Surprised, Angel said weakly, "You... could always try."
"That's right, I could." He frowned contemplatively, and nodded. "Yes, I could. I still have a little money, and I know a few people who might be interested in making the investment. Thanks, Angel. Maybe I'll see you around, eh?" Marlon headed for the door, still nodding slowly to himself.
He stopped half out of the doorway, his expression serious.
"I guess... we don't always have to live up to expectations," he said.
In his motel room, Wesley sat slumped on the edge of the ill-made bed sipping at a cup of tea and trying to calm the nerves that were still hyped up and on-edge from the events of the last sixteen hours.
Lacking money or transport, it had taken him the rest of the night to limp back across the city to the shabby motel that, lately, he tried hard not to call his home. He came back to peeling wallpaper, ancient furniture and that odd smell of damp with a feeling disturbingly like relief.
He'd called Cordelia, intending to leave a message to apologise for not turning up. Of course, she knew why he hadn't turned up, but manners cost nothing, after all. Expecting her to be asleep, he'd been surprised when she'd picked up. Then he'd been flabbergasted when, following a brief exchange, she'd irately declared he'd been drinking, gone off into an ear-splitting rant about men, then unceremoniously slammed the receiver down.

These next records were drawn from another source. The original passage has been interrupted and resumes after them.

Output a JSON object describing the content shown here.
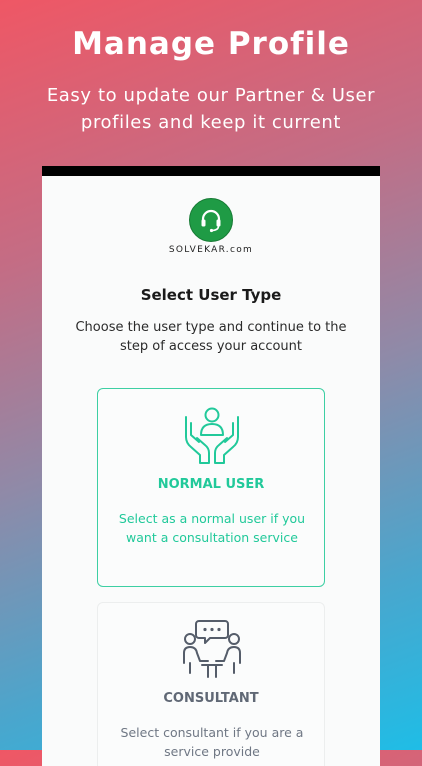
{
  "promo": {
    "headline": "Manage Profile",
    "subline": "Easy to update our Partner & User profiles and keep it current"
  },
  "app": {
    "logo_text": "SOLVEKAR.com",
    "title": "Select User Type",
    "description": "Choose the user type and continue to the step of access your account",
    "brand_color": "#1f9b45",
    "accent_color": "#21c99a"
  },
  "cards": [
    {
      "label": "NORMAL USER",
      "text": "Select as a normal user if you want a consultation service",
      "icon": "hands-user-icon"
    },
    {
      "label": "CONSULTANT",
      "text": "Select consultant if you are a service provide",
      "icon": "consultant-chat-icon"
    }
  ]
}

Wesley gazed out of the window. Outside, the yellow glow of early morning had already taken over the sky.
He wondered what Angel and the others were doing now. Doyle. Harry. That strange demon. Funny to find a demon that was interested in helping people, he mused, let alone three of them.
Funny to find an ex-watcher and demon hunter helping out a demon.
His father would spit. His father...
But his father was half the globe distant, as was the Watchers Council who'd rejected him. And both, in their own ways, had renounced any investment or interest in his actions. Angel and his people alone, it seemed, still cared to have him around.
The thing about burning your bridges, Wesley thought, was that it cut you free. A year ago, he couldn't afford even civility so far as Angel was concerned. But nobody was responsible for what he did now but himself, and if he wanted to help demons and vampires with souls rid LA of evil - well, God damn it, he would!
He set his shoulders and sat up straighter. The comforting feel of the tea warming his throat and a mellow, satisfied feeling that could have been happiness counteracted his bruises and exhaustion. Outside the window, the forecourt of the motel was beginning to come alive with early departing customers, and cleaning staff.
Although he had not slept in almost thirty hours, he didn't feel sleepy. In fact, he felt like he was just coming awake.
Calmly sipping his tea, Wesley Wyndham Pryce sat quietly and watched the day.